Melatonin secretion from the pineal glands regulates circadian rhythms in mammals. Melatonin production is decreased by an increase in cytosolic Ca2+ concentration following the activation of nicotinic acetylcholine receptors in parasympathetic systems. We previously reported that pineal Ca2+ oscillations were regulated by voltage-dependent Ca2+ channels and large-conductance Ca2+-activated K+ (BKCa) channels, which inhibited melatonin production. In the present study, the contribution of small- and intermediate-conductance Ca2+-activated K+ (SKCa and IKCa) channels to the regulation of spontaneous Ca2+ oscillations was examined in rat pinealocytes. The amplitude and frequency of spontaneous Ca2+ oscillations were increased by a SKCa channel blocker (100 nM apamin), but not by an IKCa channel blocker (1 μM TRAM-34). On the other hand, they were decreased by a SKCa channel opener (100 μM DCEBIO), but not by an IKCa channel opener (1 μM DCEBIO).
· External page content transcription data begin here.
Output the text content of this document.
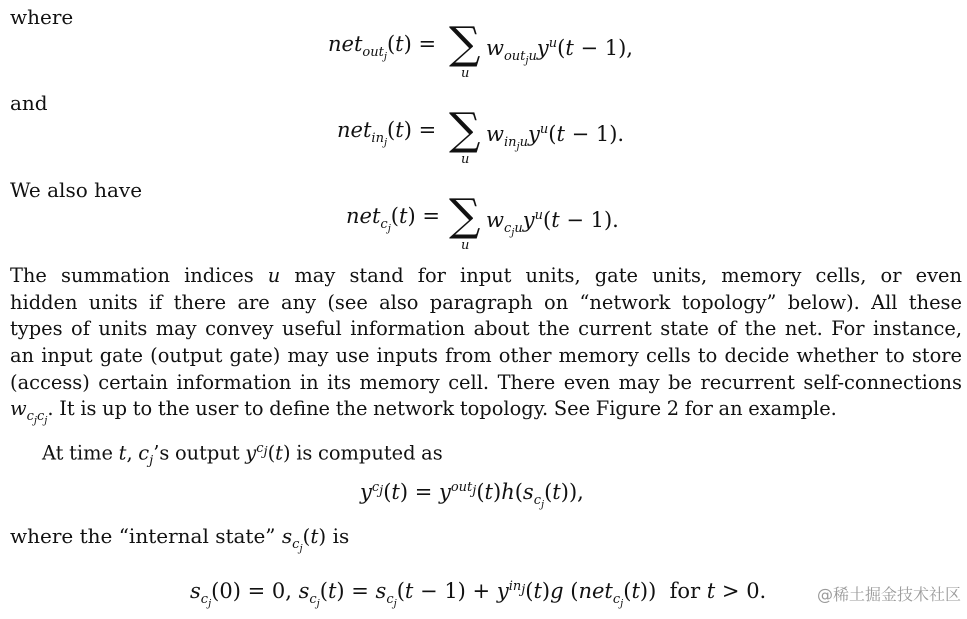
where
net$_{out_j}$(t) = ∑
u
$w_{out_ju}y^u(t - 1)$,
and
net$_{in_j}$(t) = ∑
u
$w_{in_ju}y^u(t - 1)$.
We also have
net$_{c_j}$(t) = ∑
u
$w_{c_ju}y^u(t - 1)$.
The summation indices u may stand for input units, gate units, memory cells, or even
hidden units if there are any (see also paragraph on “network topology” below). All these
types of units may convey useful information about the current state of the net. For instance,
an input gate (output gate) may use inputs from other memory cells to decide whether to store
(access) certain information in its memory cell. There even may be recurrent self-connections
$w_{c_jc_j}$. It is up to the user to define the network topology. See Figure 2 for an example.
At time t, $c_j’s$ output $y^{c_j}(t)$ is computed as
$y^{c_j}(t) = y^{out_j}(t)h(s_{c_j}(t))$,
where the “internal state” $s_{c_j}(t)$ is
$s_{c_j}(0) = 0$, $s_{c_j}(t) = s_{c_j}(t - 1) + y^{in_j}(t)g$ (net$_{c_j}$(t)) for t > 0.	@稀土掘金技术社区
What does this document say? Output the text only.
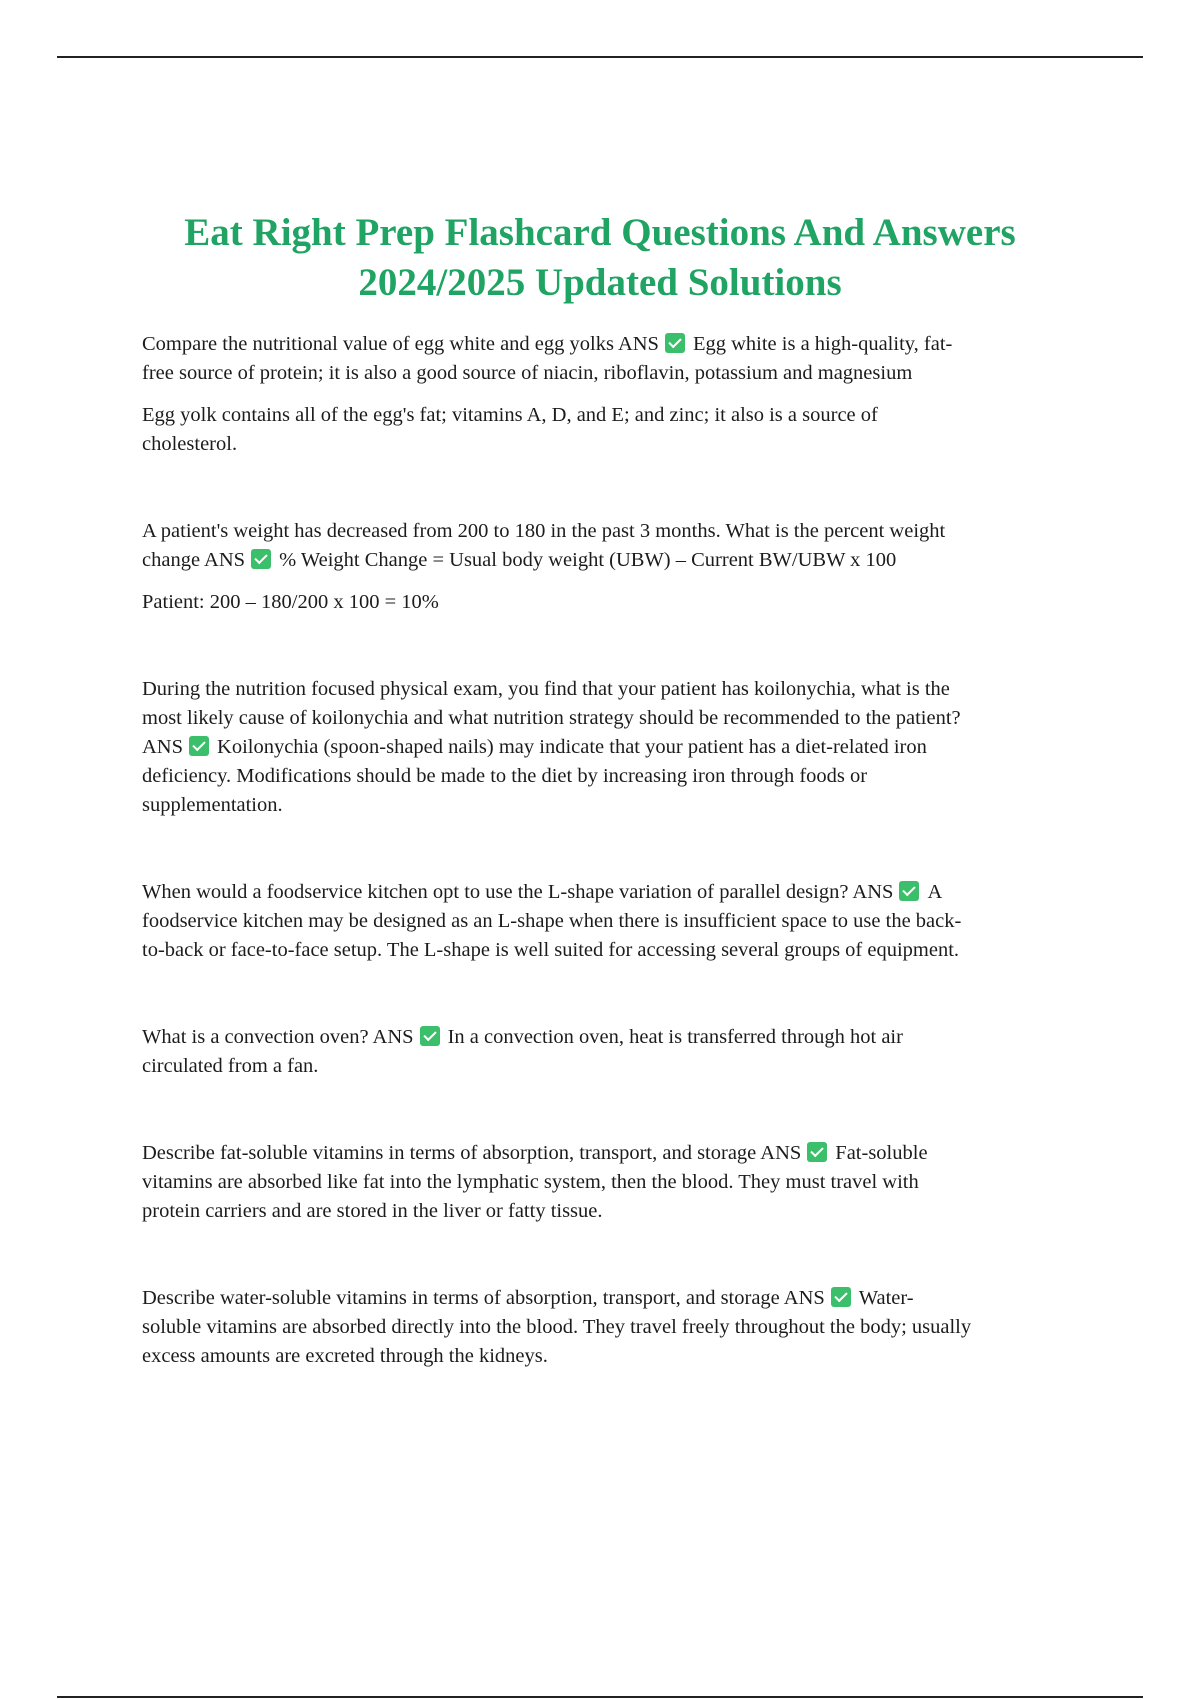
Eat Right Prep Flashcard Questions And Answers
2024/2025 Updated Solutions

Compare the nutritional value of egg white and egg yolks ANS Egg white is a high-quality, fat-
free source of protein; it is also a good source of niacin, riboflavin, potassium and magnesium

Egg yolk contains all of the egg's fat; vitamins A, D, and E; and zinc; it also is a source of
cholesterol.

A patient's weight has decreased from 200 to 180 in the past 3 months. What is the percent weight
change ANS % Weight Change = Usual body weight (UBW) – Current BW/UBW x 100

Patient: 200 – 180/200 x 100 = 10%

During the nutrition focused physical exam, you find that your patient has koilonychia, what is the
most likely cause of koilonychia and what nutrition strategy should be recommended to the patient?
ANS Koilonychia (spoon-shaped nails) may indicate that your patient has a diet-related iron
deficiency. Modifications should be made to the diet by increasing iron through foods or
supplementation.

When would a foodservice kitchen opt to use the L-shape variation of parallel design? ANS A
foodservice kitchen may be designed as an L-shape when there is insufficient space to use the back-
to-back or face-to-face setup. The L-shape is well suited for accessing several groups of equipment.

What is a convection oven? ANS In a convection oven, heat is transferred through hot air
circulated from a fan.

Describe fat-soluble vitamins in terms of absorption, transport, and storage ANS Fat-soluble
vitamins are absorbed like fat into the lymphatic system, then the blood. They must travel with
protein carriers and are stored in the liver or fatty tissue.

Describe water-soluble vitamins in terms of absorption, transport, and storage ANS Water-
soluble vitamins are absorbed directly into the blood. They travel freely throughout the body; usually
excess amounts are excreted through the kidneys.
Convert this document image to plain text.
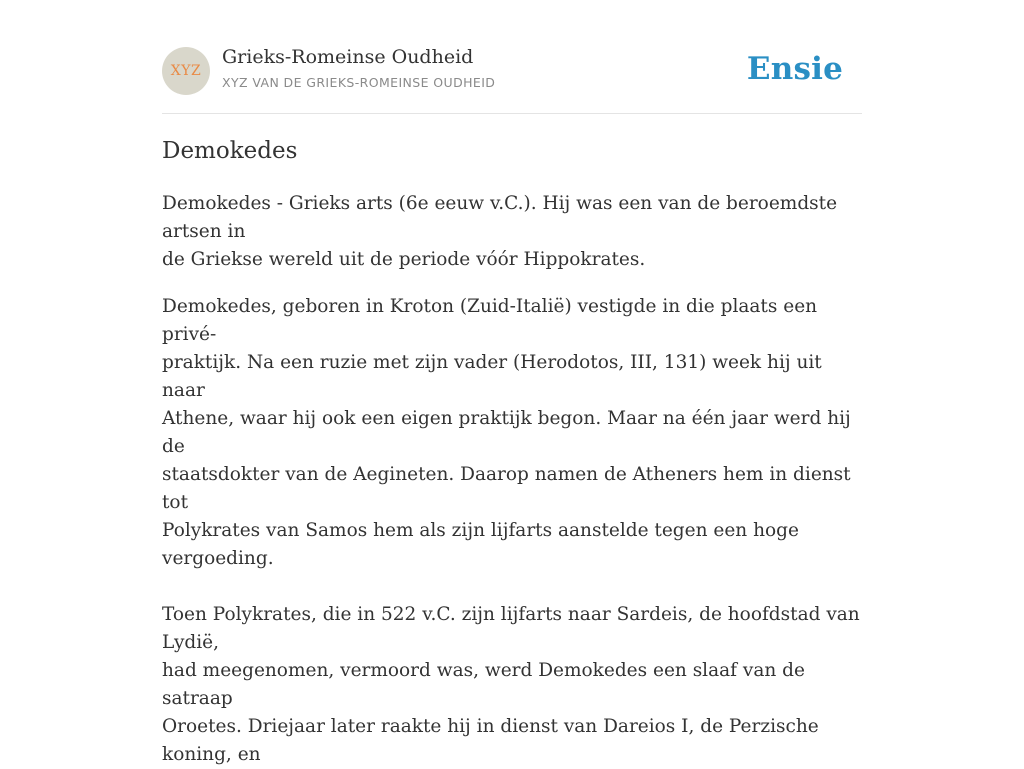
XYZ
Grieks-Romeinse Oudheid
XYZ VAN DE GRIEKS-ROMEINSE OUDHEID	Ensie
Demokedes

Demokedes - Grieks arts (6e eeuw v.C.). Hij was een van de beroemdste artsen in
de Griekse wereld uit de periode vóór Hippokrates.

Demokedes, geboren in Kroton (Zuid-Italië) vestigde in die plaats een privé-
praktijk. Na een ruzie met zijn vader (Herodotos, III, 131) week hij uit naar
Athene, waar hij ook een eigen praktijk begon. Maar na één jaar werd hij de
staatsdokter van de Aegineten. Daarop namen de Atheners hem in dienst tot
Polykrates van Samos hem als zijn lijfarts aanstelde tegen een hoge vergoeding.

Toen Polykrates, die in 522 v.C. zijn lijfarts naar Sardeis, de hoofdstad van Lydië,
had meegenomen, vermoord was, werd Demokedes een slaaf van de satraap
Oroetes. Driejaar later raakte hij in dienst van Dareios I, de Perzische koning, en
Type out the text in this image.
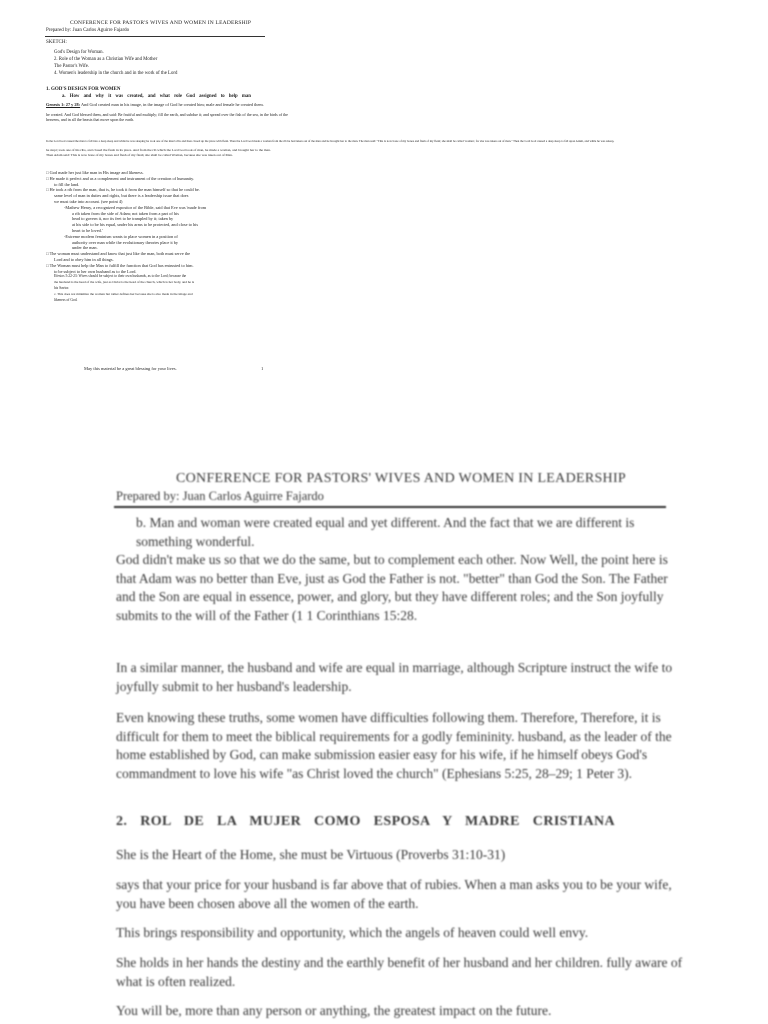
CONFERENCE FOR PASTOR'S WIVES AND WOMEN IN LEADERSHIP
Prepared by: Juan Carlos Aguirre Fajardo
SKETCH:
God's Design for Woman.
2. Role of the Woman as a Christian Wife and Mother
The Pastor's Wife.
4. Women's leadership in the church and in the work of the Lord
1. GOD'S DESIGN FOR WOMEN
a. How and why it was created, and what role God assigned to help man
Genesis 1: 27 y 28: And God created man in his image, in the image of God he created him; male and female he created them.
he created. And God blessed them, and said: Be fruitful and multiply; fill the earth, and subdue it; and spread over the fish of the sea, in the birds of the heavens, and in all the beasts that move upon the earth.
In the Lord God caused the man to fall into a deep sleep and while he was sleeping he took one of the man's ribs and then closed up the place with flesh. Then the Lord God made a woman from the rib he had taken out of the man and he brought her to the man. The man said: "This is now bone of my bones and flesh of my flesh; she shall be called 'woman', for she was taken out of man." Then the Lord God caused a deep sleep to fall upon Adam, and while he was asleep,
he slept; took one of his ribs, and closed the flesh in its place. And from the rib which the Lord God took of man, he made a woman, and brought her to the man. Then Adam said: This is now bone of my bones and flesh of my flesh; she shall be called Woman, because she was taken out of Man.
□ God made her just like man in His image and likeness.
□ He made it perfect and as a complement and instrument of the creation of humanity.
to fill the land.
□ He took a rib from the man, that is, he took it from the man himself so that he could be.
same level of man in duties and rights, but there is a leadership issue that does
we must take into account. (see point 4)
-Mathew Henry, a recognized expositor of the Bible, said that Eve was 'made from
a rib taken from the side of Adam; not taken from a part of his
head to govern it, nor its feet to be trampled by it; taken by
at his side to be his equal, under his arms to be protected, and close to his
heart to be loved.'
-Extreme modern feminism wants to place women in a position of
authority over man while the evolutionary theories place it by
under the man.
□ The woman must understand and know that just like the man, both must serve the
Lord and to obey him in all things.
□ The Woman must help the Man to fulfill the function that God has entrusted to him.
to be subject to her own husband as to the Lord.
Efesios 5:22-23: Wives should be subject to their own husbands, as to the Lord; because the
the husband is the head of the wife, just as Christ is the head of the church, which is her body, and he is
his Savior.
c. This does not minimize the woman but rather defines her because she is also made in the image and
likeness of God.
May this material be a great blessing for your lives.	1
CONFERENCE FOR PASTORS' WIVES AND WOMEN IN LEADERSHIP
Prepared by: Juan Carlos Aguirre Fajardo
b. Man and woman were created equal and yet different. And the fact that we are different is something wonderful.
God didn't make us so that we do the same, but to complement each other. Now Well, the point here is that Adam was no better than Eve, just as God the Father is not. "better" than God the Son. The Father and the Son are equal in essence, power, and glory, but they have different roles; and the Son joyfully submits to the will of the Father (1 1 Corinthians 15:28.
In a similar manner, the husband and wife are equal in marriage, although Scripture instruct the wife to joyfully submit to her husband's leadership.
Even knowing these truths, some women have difficulties following them. Therefore, Therefore, it is difficult for them to meet the biblical requirements for a godly femininity. husband, as the leader of the home established by God, can make submission easier easy for his wife, if he himself obeys God's commandment to love his wife "as Christ loved the church" (Ephesians 5:25, 28–29; 1 Peter 3).
2. ROL DE LA MUJER COMO ESPOSA Y MADRE CRISTIANA
She is the Heart of the Home, she must be Virtuous (Proverbs 31:10-31)
says that your price for your husband is far above that of rubies. When a man asks you to be your wife, you have been chosen above all the women of the earth.
This brings responsibility and opportunity, which the angels of heaven could well envy.
She holds in her hands the destiny and the earthly benefit of her husband and her children. fully aware of what is often realized.
You will be, more than any person or anything, the greatest impact on the future.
Expression analyses using quantitative real-time PCR, immunocytochemical staining, and Western blotting revealed that the SKCa2 channel subtype was abundantly expressed in rat pinealocytes. Moreover, the enhanced amplitude of Ca2+ oscillations in the presence of apamin was further increased by a BKCa channel blocker (1 μM paxilline). These results suggest that the activity of SKCa2 channels regulates cytosolic Ca2+ signaling and melatonin production during parasympathetic activation in pineal glands.